Derrick did a great job of comparing the differences of the methods above, for now I'm mostly interested in StyleGAN2-ADA. What makes StyleGAN unique is that you can feed it a (large) dataset and it will basically deconstruct the image into patterns found. This "deconstruction" is represented by a 512 dimensional vector (think of each "dimension" as a parameter for fine details of hair, color, lighting, etc)
Ideally you want ~1,000 images as a starting point, but after doing some curating I was left with just over 440 images of my dog.

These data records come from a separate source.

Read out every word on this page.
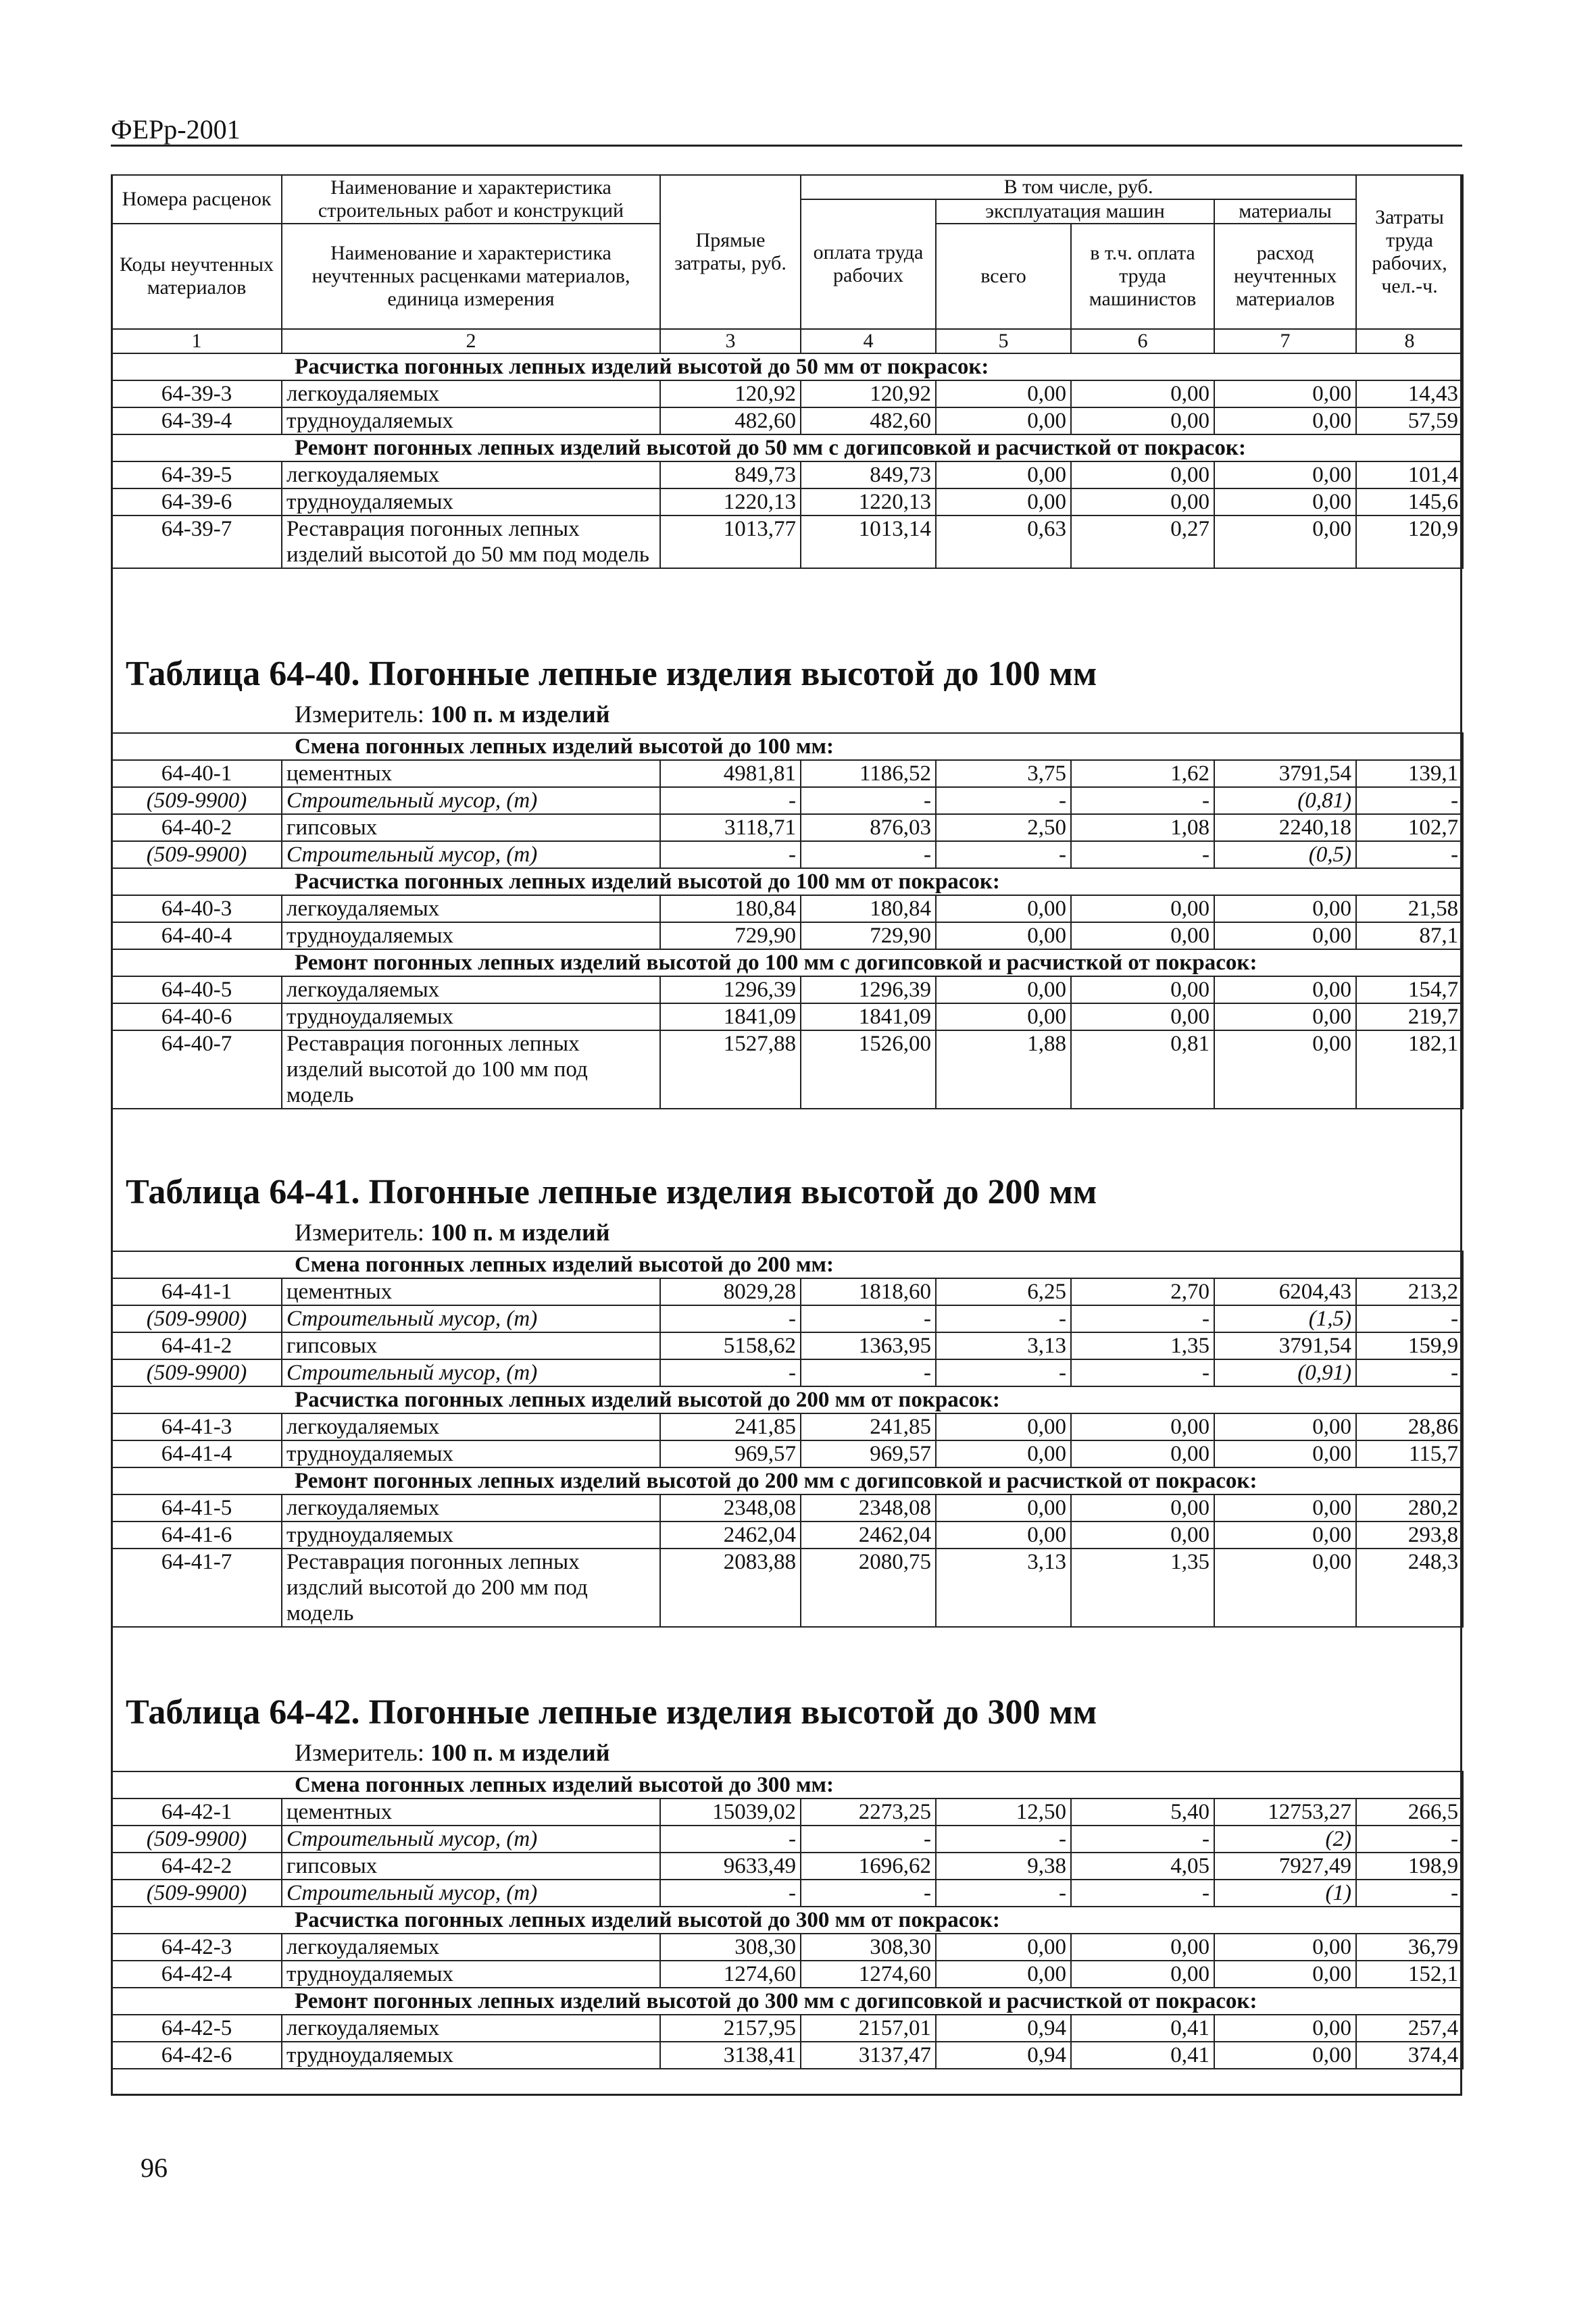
ФЕРр-2001
Номера расценок	Наименование и характеристика строительных работ и конструкций	Прямые затраты, руб.	В том числе, руб.				Затраты труда рабочих, чел.-ч.
			оплата труда рабочих	эксплуатация машин		материалы	
Коды неучтенных материалов	Наименование и характеристика неучтенных расценками материалов, единица измерения			всего	в т.ч. оплата труда машинистов	расход неучтенных материалов	

1	2	3	4	5	6	7	8
Расчистка погонных лепных изделий высотой до 50 мм от покрасок:							
64-39-3	легкоудаляемых	120,92	120,92	0,00	0,00	0,00	14,43
64-39-4	трудноудаляемых	482,60	482,60	0,00	0,00	0,00	57,59
Ремонт погонных лепных изделий высотой до 50 мм с догипсовкой и расчисткой от покрасок:							
64-39-5	легкоудаляемых	849,73	849,73	0,00	0,00	0,00	101,4
64-39-6	трудноудаляемых	1220,13	1220,13	0,00	0,00	0,00	145,6
64-39-7	Реставрация погонных лепных изделий высотой до 50 мм под модель	1013,77	1013,14	0,63	0,27	0,00	120,9
Таблица 64-40. Погонные лепные изделия высотой до 100 мм
Измеритель: 100 п. м изделий
Смена погонных лепных изделий высотой до 100 мм:							
64-40-1	цементных	4981,81	1186,52	3,75	1,62	3791,54	139,1
(509-9900)	Строительный мусор, (т)	-	-	-	-	(0,81)	-
64-40-2	гипсовых	3118,71	876,03	2,50	1,08	2240,18	102,7
(509-9900)	Строительный мусор, (т)	-	-	-	-	(0,5)	-
Расчистка погонных лепных изделий высотой до 100 мм от покрасок:							
64-40-3	легкоудаляемых	180,84	180,84	0,00	0,00	0,00	21,58
64-40-4	трудноудаляемых	729,90	729,90	0,00	0,00	0,00	87,1
Ремонт погонных лепных изделий высотой до 100 мм с догипсовкой и расчисткой от покрасок:							
64-40-5	легкоудаляемых	1296,39	1296,39	0,00	0,00	0,00	154,7
64-40-6	трудноудаляемых	1841,09	1841,09	0,00	0,00	0,00	219,7
64-40-7	Реставрация погонных лепных изделий высотой до 100 мм под модель	1527,88	1526,00	1,88	0,81	0,00	182,1
Таблица 64-41. Погонные лепные изделия высотой до 200 мм
Измеритель: 100 п. м изделий
Смена погонных лепных изделий высотой до 200 мм:							
64-41-1	цементных	8029,28	1818,60	6,25	2,70	6204,43	213,2
(509-9900)	Строительный мусор, (т)	-	-	-	-	(1,5)	-
64-41-2	гипсовых	5158,62	1363,95	3,13	1,35	3791,54	159,9
(509-9900)	Строительный мусор, (т)	-	-	-	-	(0,91)	-
Расчистка погонных лепных изделий высотой до 200 мм от покрасок:							
64-41-3	легкоудаляемых	241,85	241,85	0,00	0,00	0,00	28,86
64-41-4	трудноудаляемых	969,57	969,57	0,00	0,00	0,00	115,7
Ремонт погонных лепных изделий высотой до 200 мм с догипсовкой и расчисткой от покрасок:							
64-41-5	легкоудаляемых	2348,08	2348,08	0,00	0,00	0,00	280,2
64-41-6	трудноудаляемых	2462,04	2462,04	0,00	0,00	0,00	293,8
64-41-7	Реставрация погонных лепных издслий высотой до 200 мм под модель	2083,88	2080,75	3,13	1,35	0,00	248,3
Таблица 64-42. Погонные лепные изделия высотой до 300 мм
Измеритель: 100 п. м изделий
Смена погонных лепных изделий высотой до 300 мм:							
64-42-1	цементных	15039,02	2273,25	12,50	5,40	12753,27	266,5
(509-9900)	Строительный мусор, (т)	-	-	-	-	(2)	-
64-42-2	гипсовых	9633,49	1696,62	9,38	4,05	7927,49	198,9
(509-9900)	Строительный мусор, (т)	-	-	-	-	(1)	-
Расчистка погонных лепных изделий высотой до 300 мм от покрасок:							
64-42-3	легкоудаляемых	308,30	308,30	0,00	0,00	0,00	36,79
64-42-4	трудноудаляемых	1274,60	1274,60	0,00	0,00	0,00	152,1
Ремонт погонных лепных изделий высотой до 300 мм с догипсовкой и расчисткой от покрасок:							
64-42-5	легкоудаляемых	2157,95	2157,01	0,94	0,41	0,00	257,4
64-42-6	трудноудаляемых	3138,41	3137,47	0,94	0,41	0,00	374,4
96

Here's a sampling of them:
And since doing "transfer learning" (meaning, leveraging previous training model) is better than starting from scratch, I chose the ffhq1024 network to start from. Here's a sampling from that:
In very simple terms, the code will start with the image of a face, and turn it into an image of zelda. Each attempt is a "tick", and after every tick the code evaluates how well it's doing and adjusts itself accordingly.
Training with Google Colab
Initially I tried training on my local machine, but after a few "ticks" I would get a non-descriptive "ILLEGAL MEMORY ACCESS" error and instead of getting derailed into a driver/memory troubleshooting tangent, I took that as an opportunity to use Google Colab.
Specifically using the python custom training notebook, I mounted a drive then uploaded .zip of these 440 "zelda-1024" images and started the training. Here are some examples that were generated in the first training session of ~9 hours total:
Probably the best one so far
The way the kid's collar turns into a blanket is interesting.
This one looks great, and shows some mirrored training.
The blue and brown vertical bands from the girl's hair and shirt turn into a striped towel.
There's something a bit pathetic about this one. The designs on the blanket are interesting too.
Top three from this set, easily. It looks like it's going somewhere realistic.
There's something about the large eyes on this one. And a fancy halloween themed shirt?
Not much of a dog, but the "metal tags" that start to form were unexpected.
Looks like a dog balled up and sleeping, but a few frames at the very start show a dog-human hybrid I named "Susan".